I was pulled away on other work for most of the day, but I think I've caught up with the whole thread.
On the micro-issue of what Mailman's ttw confirmation should do, I am much more swayed by Thomas's observation that we can actually add useful value by providing a form that allows the user to confirm or discard his request. Given that I agree with everything Chuq et al have said about the inherent insecurity of GET, that seemed to me a more persuasive argument as it pertains narrowly to Mailman.
Unless someone wants to volunteer to do usability studies (for which I don't have the time), I propose to change confirm.py to POST a form, and to pull in the ability to cancel held postings and subscription requests. Good idea Thomas.

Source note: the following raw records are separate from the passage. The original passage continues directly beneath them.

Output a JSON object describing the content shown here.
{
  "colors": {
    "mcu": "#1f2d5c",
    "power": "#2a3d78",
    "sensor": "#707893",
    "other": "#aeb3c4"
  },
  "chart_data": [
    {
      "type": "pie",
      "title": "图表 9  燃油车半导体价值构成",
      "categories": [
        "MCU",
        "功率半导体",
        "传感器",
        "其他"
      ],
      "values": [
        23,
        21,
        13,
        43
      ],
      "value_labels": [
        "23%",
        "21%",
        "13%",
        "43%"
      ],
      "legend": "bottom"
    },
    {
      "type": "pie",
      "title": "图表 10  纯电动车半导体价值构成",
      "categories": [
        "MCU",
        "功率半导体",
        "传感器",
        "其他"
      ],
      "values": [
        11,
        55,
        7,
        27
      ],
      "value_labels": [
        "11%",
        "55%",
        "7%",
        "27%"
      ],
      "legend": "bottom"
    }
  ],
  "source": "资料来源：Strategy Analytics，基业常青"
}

But I definitely appreciate the discussions Gerald initiated, and I'm glad he did that. Hopefully, Gerald can bring the very valid concerns raised here before the W3C and the standards authors. I think they're vitally important to where the web is going. The security and privacy of the web has such a deservedly poor reputation, what with JavaScript and Java vulnerabilities (and the increasing number of sites that are simply unnavigatable without them), client-side trojans, web bugs, hijacked ActiveX certificates etc. etc. I really wish browser vendors would err on the side of security and privacy than on convenience. Sucker the user in enough times, or sucker enough of them in and the web will not be able to recover.